On a observé que les oiseaux de proie se cachent pour boire, c'est qu'obligés de plonger la tête dans l'eau, ils sont sans défense en ce moment. Après avoir considéré ce qui se passe à Otaïti[61], je ne vois pas d'autre base naturelle à la pudeur.

[61] Voir les voyages de Bougainville, de Cook, etc. Chez quelques animaux, la femelle semble se refuser au moment où elle se donne. C'est à l'anatomie comparée que nous devons demander les plus importantes révélations sur nous-mêmes.

L'amour est le miracle de la civilisation. On ne trouve qu'un amour physique et des plus grossiers chez les peuples sauvages ou trop barbares.

Et la pudeur prête à l'amour le secours de l'imagination, c'est lui donner la vie.

La pudeur est enseignée de très bonne heure aux petites filles par leurs mères, et avec une extrême jalousie, on dirait comme par esprit de corps; c'est que les femmes prennent soin d'avance du bonheur de l'amant qu'elles auront.

Pour une femme timide et tendre rien ne doit être au-dessus du supplice de s'être permis, en présence d'un homme, quelque chose dont elle croit devoir rougir; je suis convaincu qu'une femme un peu fière préférerait mille morts. Une légère liberté, prise du côté tendre par l'homme qu'on aime, donne un moment de plaisir vif[62]; s'il a l'air de la blâmer ou seulement de ne pas en jouir avec transport, elle doit laisser dans l'âme un doute affreux. Pour une femme au-dessus du vulgaire, il y a donc tout à gagner à avoir des manières fort réservées. Le jeu n'est pas égal; on hasarde contre un petit plaisir, ou contre l'avantage de paraître un peu plus aimable, le danger d'un remords cuisant et d'un sentiment de honte qui doit rendre même l'amant moins cher. Une soirée passée gaiement, à l'étourdie et sans songer à rien, est chèrement payée à ce prix. La vue d'un amant avec lequel on craint d'avoir eu ce genre de torts doit devenir odieuse pour plusieurs jours. Peut-on s'étonner de la force d'une habitude à laquelle les plus légères infractions sont punies par la honte la plus atroce?

[62] Fait voir son amour d'une façon nouvelle.

Quant à l'utilité de la pudeur, elle est la mère de l'amour; on ne saurait plus lui rien contester. Pour le mécanisme du sentiment, rien n'est plus simple; l'âme s'occupe à avoir honte, au lieu de s'occuper à désirer; on s'interdit les désirs, et les désirs conduisent aux actions.

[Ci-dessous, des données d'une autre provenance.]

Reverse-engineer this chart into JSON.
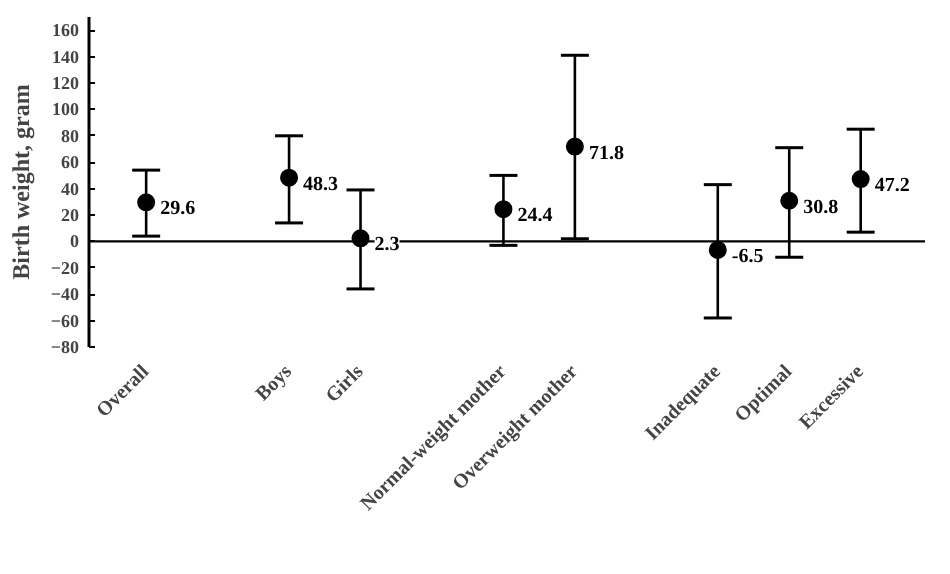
{
  "chart_data": {
    "type": "scatter",
    "ylabel": "Birth weight, gram",
    "categories": [
      "Overall",
      null,
      "Boys",
      "Girls",
      null,
      "Normal-weight mother",
      "Overweight mother",
      null,
      "Inadequate",
      "Optimal",
      "Excessive"
    ],
    "values": [
      29.6,
      null,
      48.3,
      2.3,
      null,
      24.4,
      71.8,
      null,
      -6.5,
      30.8,
      47.2
    ],
    "errors": [
      [
        4,
        54
      ],
      null,
      [
        14,
        80
      ],
      [
        -36,
        39
      ],
      null,
      [
        -3,
        50
      ],
      [
        2,
        141
      ],
      null,
      [
        -58,
        43
      ],
      [
        -12,
        71
      ],
      [
        7,
        85
      ]
    ],
    "color": "#000000",
    "marker": "circle",
    "data_labels": true,
    "ref_lines": [
      {
        "axis": "y",
        "value": 0,
        "color": "#000000"
      }
    ],
    "ylim": [
      -80,
      170
    ],
    "yticks": [
      -80,
      -60,
      -40,
      -20,
      0,
      20,
      40,
      60,
      80,
      100,
      120,
      140,
      160
    ],
    "grid": false
  }
}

Il est évident que toute femme tendre et fière, et ces deux choses étant cause et effet vont difficilement l'une sans l'autre, doit contracter des habitudes de froideur que les gens qu'elles déconcertent appellent de la pruderie.

L'accusation est d'autant plus spécieuse, qu'il est très difficile de garder un juste milieu; pour peu qu'une femme ait peu d'esprit et beaucoup d'orgueil, elle doit bientôt en venir à croire qu'en fait de pudeur on n'en saurait trop faire. C'est ainsi qu'une Anglaise se croit insultée si l'on prononce devant elle le nom de certains vêtements. Une Anglaise se garderait bien, le soir à la campagne, de se laisser voir quittant le salon avec son mari; et, ce qui est plus grave, elle croit blesser la pudeur si elle montre quelque enjouement devant tout autre que ce mari[63]. C'est peut-être à cause d'une attention si délicate que les Anglais, gens d'esprit, laissent voir tant d'ennui de leur bonheur domestique. A eux la faute, pourquoi tant d'orgueil[64]?